Mi è capitato di frequente di osservare, in quanto terapeuta, come le sofferenze e i traumi irrisolti dei genitori prendano forma attraverso i sintomi dei figli. Lungi da me puntare il dito contro mamma e papà, ma ritengo che sia importante rendersi conto che un vissuto che ha segnato un genitore nel corso della sua vita e che non è ancora stato rielaborato, si può riflettere nelle relazioni più importanti di questa persona e in primis nella relazione con i figli.
Cosa significa questo?! Che talvolta i bambini o i ragazzi presentano sintomi quali ad. es. ansia, paure eccessive o difficoltà nella gestione delle relazioni o delle emozioni, che hanno preso forma all’interno della relazione con i genitori. Osservando e ascoltando la storia di vita e familiare di sua madre e suo padre può succedere che vengano a galla traumi, lutti precoci, trascuratezze o abusi che hanno profondamente segnato il loro cammino, addirittura si potrebbe dover risalire alla prima infanzia o ad eventi che hanno coinvolto i nonni e non loro in prima persona.
Quell’antica paura che sembra chiusa in un cassetto della memoria, in realtà influisce ancora sui comportamenti e i vissuti di questo genitore, che specialmente nei momenti di stress può rispondere in modo inadeguato ai comportamenti dei figli o del partner, lasciando emergere paure o vissuti di rabbia apparentemente immotivati o sproporzionati rispetto alla situazione.

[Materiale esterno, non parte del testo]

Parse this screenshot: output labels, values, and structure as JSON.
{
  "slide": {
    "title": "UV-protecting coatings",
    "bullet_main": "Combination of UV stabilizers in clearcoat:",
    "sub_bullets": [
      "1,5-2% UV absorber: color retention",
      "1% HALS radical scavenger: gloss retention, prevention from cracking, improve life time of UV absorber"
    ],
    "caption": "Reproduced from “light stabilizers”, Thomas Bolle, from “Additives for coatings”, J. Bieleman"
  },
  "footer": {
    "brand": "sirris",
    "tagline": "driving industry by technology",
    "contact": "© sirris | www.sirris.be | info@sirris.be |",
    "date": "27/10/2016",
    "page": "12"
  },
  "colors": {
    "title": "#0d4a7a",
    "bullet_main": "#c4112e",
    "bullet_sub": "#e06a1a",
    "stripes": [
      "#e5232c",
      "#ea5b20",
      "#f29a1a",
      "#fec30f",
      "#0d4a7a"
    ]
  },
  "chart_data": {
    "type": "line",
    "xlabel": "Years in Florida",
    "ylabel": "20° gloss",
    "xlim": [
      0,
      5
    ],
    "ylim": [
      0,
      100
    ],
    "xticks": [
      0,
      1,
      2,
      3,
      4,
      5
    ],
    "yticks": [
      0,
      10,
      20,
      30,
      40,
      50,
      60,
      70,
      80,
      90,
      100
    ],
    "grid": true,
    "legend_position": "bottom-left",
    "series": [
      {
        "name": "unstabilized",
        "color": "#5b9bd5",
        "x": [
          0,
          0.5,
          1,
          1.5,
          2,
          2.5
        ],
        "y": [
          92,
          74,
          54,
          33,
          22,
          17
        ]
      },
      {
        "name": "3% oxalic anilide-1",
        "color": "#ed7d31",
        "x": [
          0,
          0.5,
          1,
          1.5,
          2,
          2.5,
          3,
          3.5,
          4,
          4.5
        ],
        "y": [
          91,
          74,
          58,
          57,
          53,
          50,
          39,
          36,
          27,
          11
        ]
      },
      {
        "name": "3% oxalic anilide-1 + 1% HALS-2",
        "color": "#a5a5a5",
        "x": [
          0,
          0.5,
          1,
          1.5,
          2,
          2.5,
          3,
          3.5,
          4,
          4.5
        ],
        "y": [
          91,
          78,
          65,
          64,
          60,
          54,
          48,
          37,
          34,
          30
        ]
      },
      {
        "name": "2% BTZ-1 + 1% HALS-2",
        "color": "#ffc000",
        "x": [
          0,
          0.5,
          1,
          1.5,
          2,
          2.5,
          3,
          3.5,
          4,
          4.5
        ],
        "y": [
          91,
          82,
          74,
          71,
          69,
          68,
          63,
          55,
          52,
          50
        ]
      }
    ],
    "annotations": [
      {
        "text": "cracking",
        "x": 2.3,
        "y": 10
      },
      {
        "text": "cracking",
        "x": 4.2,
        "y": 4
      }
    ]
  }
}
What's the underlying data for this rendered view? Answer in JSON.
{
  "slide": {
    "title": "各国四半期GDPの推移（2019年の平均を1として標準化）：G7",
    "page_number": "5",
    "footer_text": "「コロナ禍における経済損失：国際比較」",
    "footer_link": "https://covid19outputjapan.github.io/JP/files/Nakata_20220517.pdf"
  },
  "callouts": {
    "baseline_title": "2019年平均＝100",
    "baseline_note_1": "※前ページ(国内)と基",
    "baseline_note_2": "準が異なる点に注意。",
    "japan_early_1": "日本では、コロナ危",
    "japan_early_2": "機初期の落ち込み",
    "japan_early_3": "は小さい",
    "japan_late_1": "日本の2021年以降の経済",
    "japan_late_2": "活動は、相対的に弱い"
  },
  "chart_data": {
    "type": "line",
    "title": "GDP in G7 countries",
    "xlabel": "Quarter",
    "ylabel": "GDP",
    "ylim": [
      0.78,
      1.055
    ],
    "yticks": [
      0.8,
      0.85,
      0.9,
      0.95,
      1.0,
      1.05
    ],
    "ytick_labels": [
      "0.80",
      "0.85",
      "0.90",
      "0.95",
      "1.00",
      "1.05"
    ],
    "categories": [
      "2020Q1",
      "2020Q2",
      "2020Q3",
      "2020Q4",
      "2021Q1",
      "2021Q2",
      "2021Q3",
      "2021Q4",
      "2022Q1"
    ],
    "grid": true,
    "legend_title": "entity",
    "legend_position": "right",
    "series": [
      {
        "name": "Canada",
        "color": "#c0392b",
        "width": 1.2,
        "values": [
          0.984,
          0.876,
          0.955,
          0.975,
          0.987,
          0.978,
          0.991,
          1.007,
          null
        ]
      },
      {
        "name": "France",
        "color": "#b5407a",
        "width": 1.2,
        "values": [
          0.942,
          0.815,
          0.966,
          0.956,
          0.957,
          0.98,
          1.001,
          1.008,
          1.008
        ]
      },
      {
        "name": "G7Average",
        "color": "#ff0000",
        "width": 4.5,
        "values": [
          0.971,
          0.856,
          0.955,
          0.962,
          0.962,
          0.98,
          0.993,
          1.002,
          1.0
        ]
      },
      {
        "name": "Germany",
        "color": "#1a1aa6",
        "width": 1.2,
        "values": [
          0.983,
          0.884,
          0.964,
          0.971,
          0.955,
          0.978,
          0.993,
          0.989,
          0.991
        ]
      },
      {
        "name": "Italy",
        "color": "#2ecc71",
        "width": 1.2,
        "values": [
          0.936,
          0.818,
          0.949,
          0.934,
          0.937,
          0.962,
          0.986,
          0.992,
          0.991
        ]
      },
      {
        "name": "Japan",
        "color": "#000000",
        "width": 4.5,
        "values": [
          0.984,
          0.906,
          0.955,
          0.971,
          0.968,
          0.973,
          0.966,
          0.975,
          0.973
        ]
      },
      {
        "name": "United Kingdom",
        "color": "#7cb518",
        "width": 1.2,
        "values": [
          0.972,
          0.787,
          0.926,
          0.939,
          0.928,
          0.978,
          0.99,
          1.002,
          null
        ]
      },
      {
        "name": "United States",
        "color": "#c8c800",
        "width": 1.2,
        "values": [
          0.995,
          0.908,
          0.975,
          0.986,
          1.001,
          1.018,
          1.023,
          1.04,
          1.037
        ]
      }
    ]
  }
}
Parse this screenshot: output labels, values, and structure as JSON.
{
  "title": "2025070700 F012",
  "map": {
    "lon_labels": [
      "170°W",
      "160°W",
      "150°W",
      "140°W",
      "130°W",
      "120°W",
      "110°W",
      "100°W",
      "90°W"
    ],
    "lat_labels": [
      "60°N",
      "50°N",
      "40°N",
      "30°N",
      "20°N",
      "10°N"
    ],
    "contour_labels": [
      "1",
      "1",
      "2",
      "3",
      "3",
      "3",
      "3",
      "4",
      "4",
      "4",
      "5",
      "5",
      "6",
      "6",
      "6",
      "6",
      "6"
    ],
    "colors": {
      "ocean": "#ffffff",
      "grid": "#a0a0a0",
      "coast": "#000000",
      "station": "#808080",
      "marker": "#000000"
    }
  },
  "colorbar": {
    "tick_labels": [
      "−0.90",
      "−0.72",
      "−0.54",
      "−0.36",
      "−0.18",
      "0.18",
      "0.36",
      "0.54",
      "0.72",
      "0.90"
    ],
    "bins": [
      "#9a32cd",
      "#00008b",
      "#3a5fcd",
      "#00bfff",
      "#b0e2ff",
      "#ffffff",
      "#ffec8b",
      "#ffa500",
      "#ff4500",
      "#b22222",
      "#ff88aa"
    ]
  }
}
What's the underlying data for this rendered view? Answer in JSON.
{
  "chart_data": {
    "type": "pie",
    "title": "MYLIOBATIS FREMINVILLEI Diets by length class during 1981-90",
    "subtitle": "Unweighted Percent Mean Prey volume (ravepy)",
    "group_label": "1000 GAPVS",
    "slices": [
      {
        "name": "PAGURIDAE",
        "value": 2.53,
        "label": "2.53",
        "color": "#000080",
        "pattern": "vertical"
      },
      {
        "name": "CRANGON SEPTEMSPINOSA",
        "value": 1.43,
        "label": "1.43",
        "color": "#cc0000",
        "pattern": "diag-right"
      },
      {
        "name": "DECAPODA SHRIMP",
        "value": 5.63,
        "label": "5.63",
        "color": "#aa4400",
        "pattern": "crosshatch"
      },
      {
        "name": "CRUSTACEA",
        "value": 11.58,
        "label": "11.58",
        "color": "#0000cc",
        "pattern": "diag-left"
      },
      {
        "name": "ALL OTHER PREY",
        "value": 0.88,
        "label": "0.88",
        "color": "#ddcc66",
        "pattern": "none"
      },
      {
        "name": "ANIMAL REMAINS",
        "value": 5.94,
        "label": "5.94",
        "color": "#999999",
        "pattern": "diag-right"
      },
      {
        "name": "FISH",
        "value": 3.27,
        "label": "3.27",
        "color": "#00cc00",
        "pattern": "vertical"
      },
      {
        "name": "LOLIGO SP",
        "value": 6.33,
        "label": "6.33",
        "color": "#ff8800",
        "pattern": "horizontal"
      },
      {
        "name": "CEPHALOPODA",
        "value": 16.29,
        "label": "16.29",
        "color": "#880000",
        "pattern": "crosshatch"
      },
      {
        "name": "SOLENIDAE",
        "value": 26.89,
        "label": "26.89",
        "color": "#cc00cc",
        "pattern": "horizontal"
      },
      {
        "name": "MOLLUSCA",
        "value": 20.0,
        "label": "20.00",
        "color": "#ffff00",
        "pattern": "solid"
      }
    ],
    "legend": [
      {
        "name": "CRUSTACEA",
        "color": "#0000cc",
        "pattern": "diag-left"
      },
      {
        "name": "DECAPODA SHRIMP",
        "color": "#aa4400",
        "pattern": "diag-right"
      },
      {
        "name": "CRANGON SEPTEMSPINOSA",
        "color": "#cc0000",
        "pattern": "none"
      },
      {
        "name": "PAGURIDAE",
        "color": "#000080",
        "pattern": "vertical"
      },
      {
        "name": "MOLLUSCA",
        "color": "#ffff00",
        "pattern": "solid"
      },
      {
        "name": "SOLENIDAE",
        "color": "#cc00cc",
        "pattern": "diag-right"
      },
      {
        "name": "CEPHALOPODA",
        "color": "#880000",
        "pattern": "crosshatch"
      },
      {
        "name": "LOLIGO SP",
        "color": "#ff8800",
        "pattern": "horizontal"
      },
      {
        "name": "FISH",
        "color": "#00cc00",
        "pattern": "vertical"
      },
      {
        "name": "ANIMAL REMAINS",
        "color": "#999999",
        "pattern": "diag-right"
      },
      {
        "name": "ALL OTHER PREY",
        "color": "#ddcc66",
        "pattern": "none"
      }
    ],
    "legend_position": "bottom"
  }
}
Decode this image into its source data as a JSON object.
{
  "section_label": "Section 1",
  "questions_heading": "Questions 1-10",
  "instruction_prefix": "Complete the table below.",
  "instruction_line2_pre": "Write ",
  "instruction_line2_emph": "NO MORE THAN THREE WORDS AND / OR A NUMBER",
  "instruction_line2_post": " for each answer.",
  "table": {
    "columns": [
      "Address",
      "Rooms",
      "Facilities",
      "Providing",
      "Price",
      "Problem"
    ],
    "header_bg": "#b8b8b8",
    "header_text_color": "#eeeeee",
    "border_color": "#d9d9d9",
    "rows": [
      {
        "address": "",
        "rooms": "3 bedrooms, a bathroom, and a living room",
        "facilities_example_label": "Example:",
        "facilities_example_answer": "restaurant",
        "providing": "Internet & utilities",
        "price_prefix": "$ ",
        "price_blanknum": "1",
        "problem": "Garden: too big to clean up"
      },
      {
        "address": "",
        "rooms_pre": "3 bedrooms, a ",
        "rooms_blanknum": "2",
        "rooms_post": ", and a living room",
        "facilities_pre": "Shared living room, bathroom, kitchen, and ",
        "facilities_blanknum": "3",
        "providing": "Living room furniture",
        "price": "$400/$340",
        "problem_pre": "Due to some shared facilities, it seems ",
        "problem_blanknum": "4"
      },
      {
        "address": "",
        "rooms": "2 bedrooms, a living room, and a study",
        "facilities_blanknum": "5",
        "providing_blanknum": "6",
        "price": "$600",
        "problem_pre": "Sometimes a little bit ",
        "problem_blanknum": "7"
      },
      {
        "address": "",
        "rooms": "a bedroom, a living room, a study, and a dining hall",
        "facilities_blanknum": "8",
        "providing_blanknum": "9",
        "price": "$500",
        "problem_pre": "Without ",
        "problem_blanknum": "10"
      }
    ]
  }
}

Questo non significa che il genitore traumatizzato non sia in grado di sintonizzarsi sui bisogni e le emozioni dei propri figli, ma che questo vissuto non rielaborato potrebbe renderlo più fragile rispetto ad alcune tematiche e non consentirgli di gestire e affrontare con serenità ed equilibrio alcuni aspetti della vita.
Diversi studi e l’evidenza clinica sono concordi sul fatto che i traumi possano essere trasmessi da una generazione all’altra, di padre in figlio come si suol dire, non ultimo uno studio sui topi dell’Università di Zurigo pubblicato su “Nature Neuroscience” spiega come “le esperienze traumatiche influenzano il metabolismo a lungo termine e che i cambiamenti indotti sono ereditari, che gli effetti del trauma ereditato sul metabolismo e i comportamenti psicologici persistono fino alla terza generazione”. Sembra quindi che i condizionamenti ambientali lascino tracce nel cervello, negli organi e nei gameti, e attraverso i gameti queste tracce vengono trasmesse alla generazione successiva.
Questi studi sono stati condotti sui topi, ma si ritiene che un meccanismo simile si possa presentare anche nell’uomo.
Questo non implica affatto che si sia impotenti di fronte a questa catena di trasmissione del dolore. Si è visto infatti che un lavoro sul trauma ad es. con l’utilizzo della tecnica dell’EMDR può essere molto efficace nel rimarginare queste ferite e farle guarire correttamente, in modo che non abbiano più un’influenza negativa su di noi e nelle nostre relazioni.
Come interrompere quindi questa catena? Può essere molto utile guardare con attenzione alla propria storia e evidenziare gli eventi potenzialmente traumatici e negativi, in modo da poter finalmente attribuire loro il giusto significato e se dovessero risultare ancora troppo dolorosi è importante lavorarci con un professionista per rielaborarli e lasciarli finalmente nel passato.